Headlining these new digital technologies relevant to manufacturing are four basic categories: social media, big data, sensors … evolved and artificial intelligence. For those who are getting it right, exponential productivity growth has been the reward – and by 2030, the gains are expected to be measured in the trillions. We’re talking about vastly more efficient operations, impressively predictive and preventative maintenance, superior supply chain management, and reinvented inventories and logistics.
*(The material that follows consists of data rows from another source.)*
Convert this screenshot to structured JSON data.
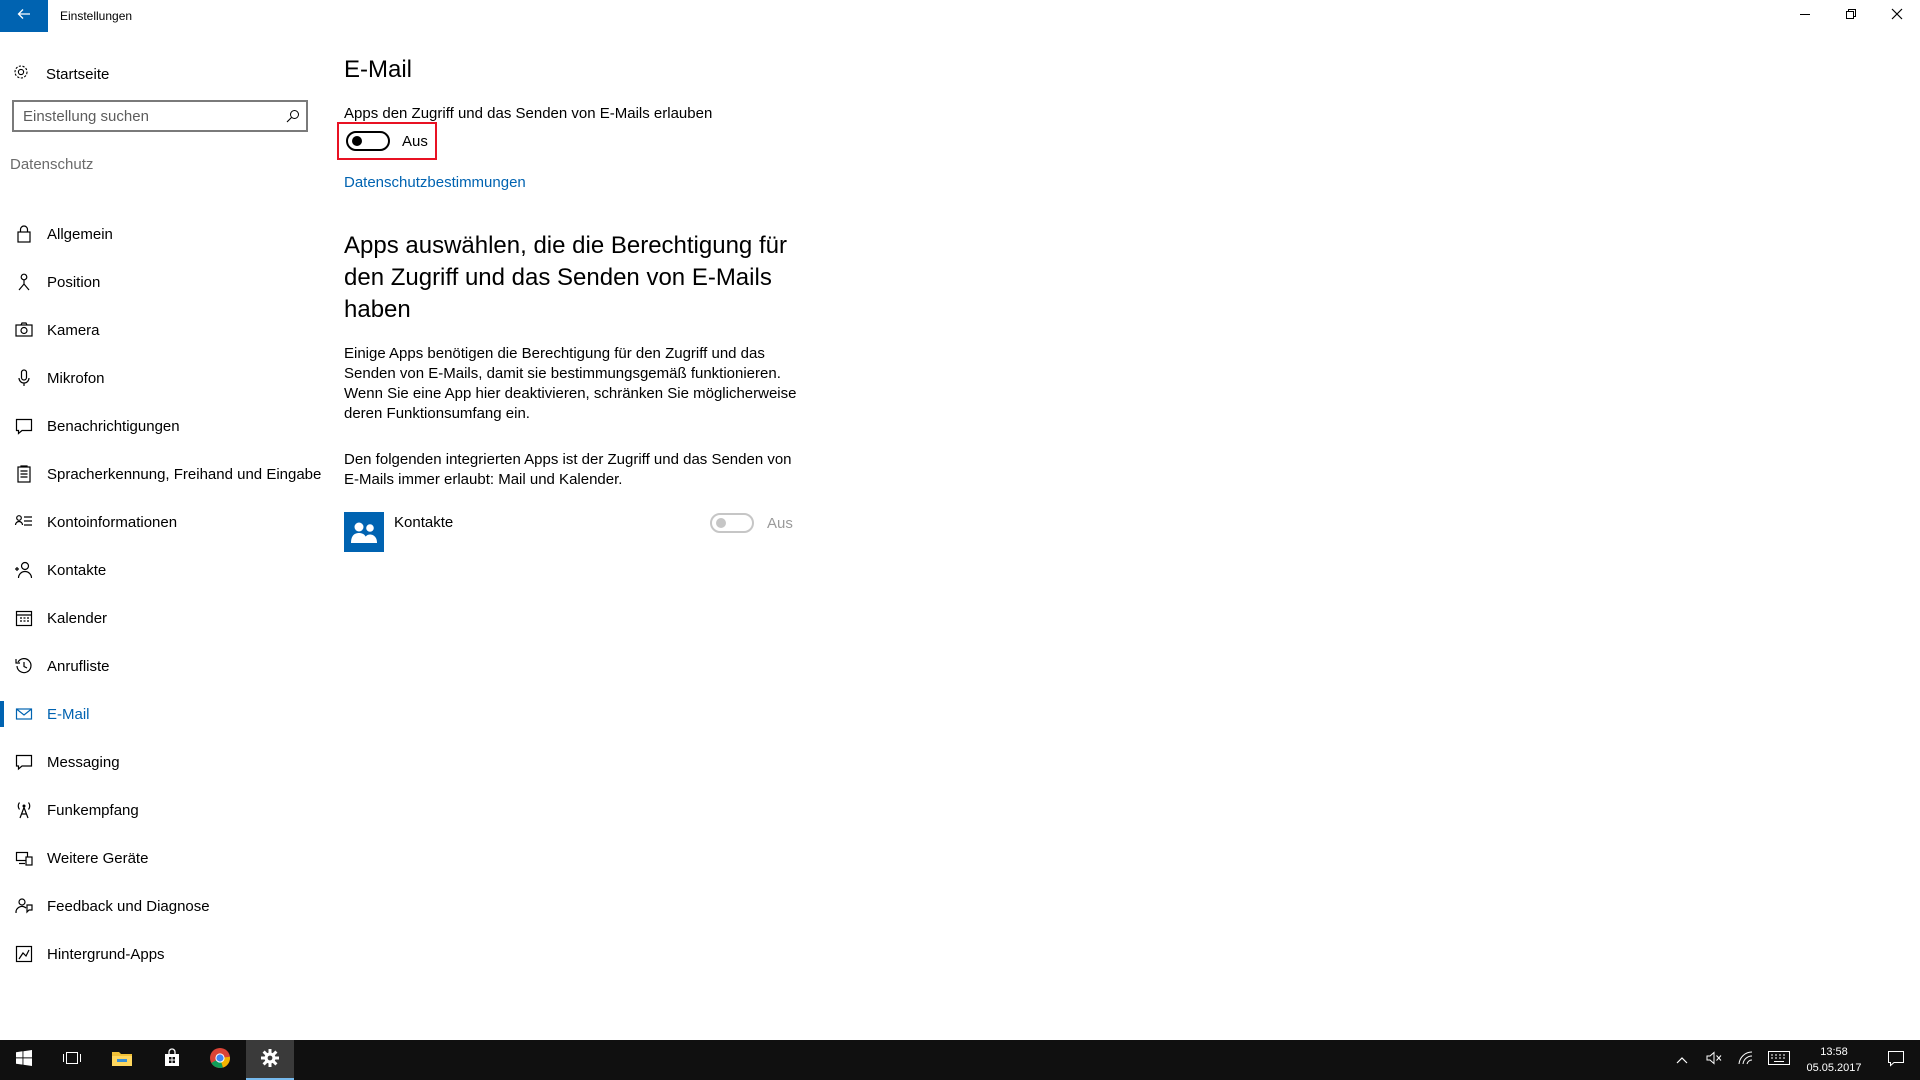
{
  "window": {
    "title": "Einstellungen",
    "back_icon": "arrow-left-icon",
    "controls": [
      "minimize-icon",
      "restore-icon",
      "close-icon"
    ]
  },
  "sidebar": {
    "home_label": "Startseite",
    "search_placeholder": "Einstellung suchen",
    "section_header": "Datenschutz",
    "items": [
      {
        "label": "Allgemein",
        "icon": "lock-icon"
      },
      {
        "label": "Position",
        "icon": "location-person-icon"
      },
      {
        "label": "Kamera",
        "icon": "camera-icon"
      },
      {
        "label": "Mikrofon",
        "icon": "microphone-icon"
      },
      {
        "label": "Benachrichtigungen",
        "icon": "message-bubble-icon"
      },
      {
        "label": "Spracherkennung, Freihand und Eingabe",
        "icon": "clipboard-icon"
      },
      {
        "label": "Kontoinformationen",
        "icon": "account-info-icon"
      },
      {
        "label": "Kontakte",
        "icon": "contacts-icon"
      },
      {
        "label": "Kalender",
        "icon": "calendar-icon"
      },
      {
        "label": "Anrufliste",
        "icon": "history-icon"
      },
      {
        "label": "E-Mail",
        "icon": "mail-icon",
        "active": true
      },
      {
        "label": "Messaging",
        "icon": "chat-icon"
      },
      {
        "label": "Funkempfang",
        "icon": "antenna-icon"
      },
      {
        "label": "Weitere Geräte",
        "icon": "devices-icon"
      },
      {
        "label": "Feedback und Diagnose",
        "icon": "feedback-icon"
      },
      {
        "label": "Hintergrund-Apps",
        "icon": "background-apps-icon"
      }
    ]
  },
  "main": {
    "title": "E-Mail",
    "allow_label": "Apps den Zugriff und das Senden von E-Mails erlauben",
    "allow_toggle_state": "Aus",
    "allow_toggle_on": false,
    "privacy_link": "Datenschutzbestimmungen",
    "sub_heading": "Apps auswählen, die die Berechtigung für den Zugriff und das Senden von E-Mails haben",
    "description": "Einige Apps benötigen die Berechtigung für den Zugriff und das Senden von E-Mails, damit sie bestimmungsgemäß funktionieren. Wenn Sie eine App hier deaktivieren, schränken Sie möglicherweise deren Funktionsumfang ein.",
    "builtin_note": "Den folgenden integrierten Apps ist der Zugriff und das Senden von E-Mails immer erlaubt: Mail und Kalender.",
    "apps": [
      {
        "name": "Kontakte",
        "toggle_state": "Aus",
        "enabled": false,
        "icon": "people-icon"
      }
    ]
  },
  "taskbar": {
    "buttons": [
      "windows-start-icon",
      "task-view-icon",
      "file-explorer-icon",
      "store-icon",
      "chrome-icon",
      "settings-gear-icon"
    ],
    "active": "settings-gear-icon",
    "tray_icons": [
      "chevron-up-icon",
      "volume-muted-icon",
      "wifi-icon",
      "keyboard-icon"
    ],
    "time": "13:58",
    "date": "05.05.2017"
  },
  "colors": {
    "accent": "#0063b1",
    "highlight_box": "#e81123",
    "taskbar": "#101010"
  }
}
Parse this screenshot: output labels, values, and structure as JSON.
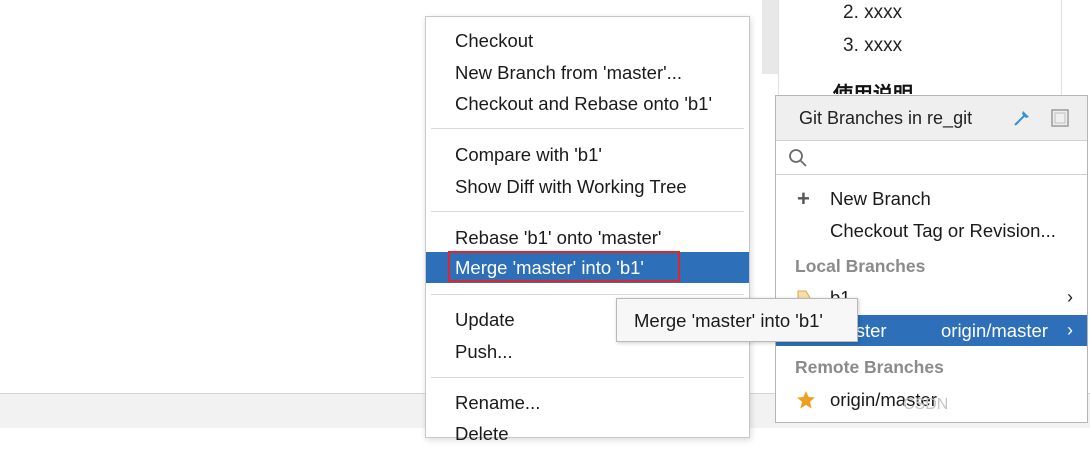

Shall we explore a little deeper?
#1. Social media
If you ask many people, they’ll tell you that the impact of social media since its dawning is obvious but at the same time vastly underestimated. It’s the same in the world of manufacturing, because while social media is now the dominant marketing strategy, the B2B nature of manufacturing means social interaction with customers and companies appears less important. However, B2B marketing experts say LinkedIn, Twitter and Facebook are indispensable for manufacturing, too, in areas like design and manufacturing insight, innovation and industry trends. Too many manufacturers focus exclusively on their work, company and industry, but today’s connective communication channels make manufacturing insights effectively infinite.
#2. Big data
We all know what data is – so what’s big data? If you think it’s lots and lots and lots of data, pat yourself on the back, because you’re starting to grasp how all of that information is increasingly being gathered and powerfully processed by manufacturers. It’s done in the production stages, and collected from operators, devices and machines thanks to smart modern sensors like an ultrasonic sensor and then analysed by even smarter software – and then the potential for massive benefits flow. We’re talking about things like enhanced predictive quality, anomaly detection, tool life-cycle optimisation, production forecasting, product lifecycle management – and the list goes on.
#3. Sensors … evolved
In the big data section, we mentioned the evolution of sensors like ultrasonic proximity sensors, which are deployed widely in the manufacturing industry to detect and measure distances by shooting out sonar-like ultrasonic sound waves that bounce back with their data. In our fourth industrial revolution, and in cahoots with AI, cloud computing and the industrial internet of things, manufacturing productivity and efficiency gets a big boost – while the impact on the environment is driven down. The latest digital ultrasonic sensors can sit on the tip of your pinkie finger – and yet the gains have become exponential. They’re not just cheaper and more accurate, they can now work in tandem with many other sensors to multiply the gains in areas like smarter flow measurement, the refinement of processes, the reduction of inefficiencies, the improvement of predictive maintenance, enhanced safety, the minimisation of downtime – and more.
#4. Artificial intelligence
AI – it’s still the most futuristic of terms, even in 2020. A recent study showed that over 90% of manufacturing executives think AI and machine learning will headline smarter practices and operations in the very short-term future and beyond, in areas including production, quality control, design times, waste minimisation and more. How? Machine vision can monitor and find microscopic faults not visible to the naked eye, systems can make decisions to keep machines in perfect working order, machine learning can innovate products based on new inputs like different materials and lower budgets, and – like the rest of our list here – the incredible potential just goes on and on and on.
The final word: digitisation is the future of manufacturing
What is outlined in this piece is not just exciting news about modern manufacturing – it’s literally the game-changing future of the entire industry across the board. As the digital technology continues to evolve and the costs go down, the gains will become more and more accessible to more and more manufacturers – and those first in the queue will be the ones in the driving seat.